I think that’s a pretty difficult claim to support. I’ve more often seen it expressed as VHS + lower price > Betamax + technical superiority. VHS players were priced substantially lower than Betamax, making them more affordable for the run-of-the-mill consumer.
I think all of those are factors. How about this equation:
VHS + lower price + porn + extra length > Beta + marginal technical superiority
I call extra length a huge huge technical superiority. If I want to record a two hour movie while I am not at home a 1 hour tape flat out will not work. No amount a picture quality superiority will make it work.
OK. Under your definition, length wins. Under mine, it has a much lower value.
There is a size doesn’t matter joke in here somewhere.
In general I think that picture quality does not matter to people as much as some think it does. Most restaurants and bars I have been to lately that have wide screen TVs have them set up incorrectly.
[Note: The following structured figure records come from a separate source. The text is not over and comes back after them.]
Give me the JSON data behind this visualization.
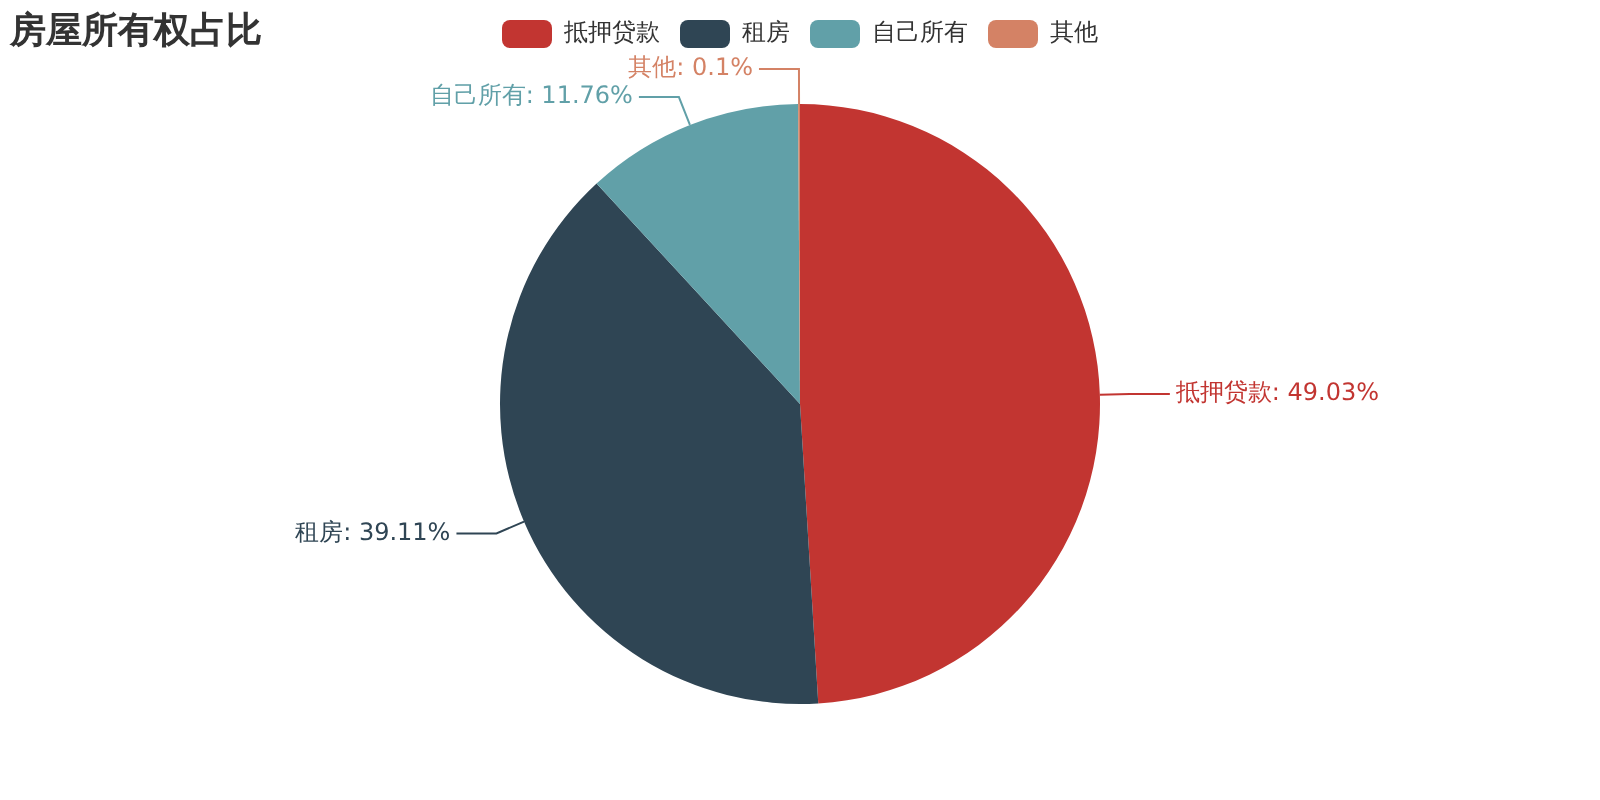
{
  "chart_data": {
    "type": "pie",
    "title": "房屋所有权占比",
    "categories": [
      "抵押贷款",
      "租房",
      "自己所有",
      "其他"
    ],
    "values": [
      49.03,
      39.11,
      11.76,
      0.1
    ],
    "value_labels": [
      "抵押贷款: 49.03%",
      "租房: 39.11%",
      "自己所有: 11.76%",
      "其他: 0.1%"
    ],
    "colors": [
      "#c23531",
      "#2f4554",
      "#61a0a8",
      "#d48265"
    ],
    "legend": "top"
  }
}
The normal aspect ratio broadcasts have been stretched to fit the screen so every body looks short and fat. I have been to people’s homes where this is the case it drives me nuts but no one else seems to notice or care.
Even when VHS later offered improved video quality with Super VHS, no one really cared much. S-VHS players were even backwards compatible with VHS tapes, so it didn’t even incure a huge format change cost.
HiFi was another story. People were willing to buy new hardward for hifi VHS, and later for Dolby Surround, THX, and confusing morass of home theater systems.
Argh! that drives me insane. My BIL (who weighs 400 lbs) finds this perfectly ok and forces everyone to see the TV like that.
Yeah, I’d buy that. I suspect of those factors, porn would probably be the lowest weighted of the three.
So are they saying that all those “unrated” DVDs (I’m thinking Team America here) won’t be available on Blu-Ray? Or it will, but not now?

Blue-Ray and HD will both die at the hands of broadband and DVRs, I predict, and it won’t even take more than a few years for it to happen.
I suspect that the marketplace will find room for DVRs and broadband to coexist with Blue-Ray and/or HD-DVD. My DVR doesn’t let me play it on any set in my house, for example, to watch the movie both in my exercise room (okay its the boiler room with some excercise equipment in it) and in the family room and the bedroom. A DVD does that with ease. And even 500 gigs will fill up quickly with a selection of hi-def movies. DVR is great for timeshifting. Broadband downloads are great to allow access to a wider variety of programming. Of note is that the great Steve Jobs is positiioning to play both sorts of formats: iTunes/video iPods/appleTV but also adopting/promoting the Blue-Ray format, no doubt with plans to have your Mac be so equipped as a media center or perhaps soon to see HD TVs with Mac and integrated BluRay as well as broadband access inside.
Porn will go with the broadband appoach but I doubt that too many porn-o-philes are that keen on paying that much more to be able to see every pore and hair follicle or razor burn anyway.

So are they saying that all those “unrated” DVDs (I’m thinking Team America here) won’t be available on Blu-Ray? Or it will, but not now?
The article I linked says that SONY has decided that SONY won’t be in the business of copying/producting adult content on Blu-Ray. The article mentions that someone else (not SONY) will have to do the pressing. Sony isn’t banning porn. They just aren’t recording it themselves.
But my question wasn’t about porn - it was about mainstream movies, many of which now get released on DVD as a somewhat different version than what appeared in theaters, and therefore unrated. Sony (are they the only one pressing movies onto Blue Ray now?) will only make the version of the movie that was released to theaters? No director’s cuts, etc.?
Sony has a lock on production of discs? I swear they are always shooting themselves in the foot.
Sony doesn’t have a lock on the disc production, exactly. HD-DVD discs can be produced with little retooling of existing DVD factories, while Blu-Ray discs require an entirely new manufacturing set up, so it’s cheaper to produce HD-DVD discs than Blu-Rays. HD-DVD has a significantly lower amount of storage space than Blu-Ray. HD-DVD players do have an advantage that if a film is properly encoded, you can slap an image of anyone else’s face over that of the actors.
If someone has a factory that can make Blu-Ray discs, they can make porno Blu-Ray discs, but they won’t be able to use the Blu-Ray logo.
Porn may not drive the adoption of technology like HD-DVD/Blu-Ray discs (most of the porn producers make more money from selling access to downloadable movies and the like), but the perception that porn is the driving force might cause the death of Blu-Ray.

But my question wasn’t about porn - it was about mainstream movies, many of which now get released on DVD as a somewhat different version than what appeared in theaters, and therefore unrated. Sony (are they the only one pressing movies onto Blue Ray now?) will only make the version of the movie that was released to theaters? No director’s cuts, etc.?
It is just a press release not a detailed statement of how they would go about deciding what to press or not to press.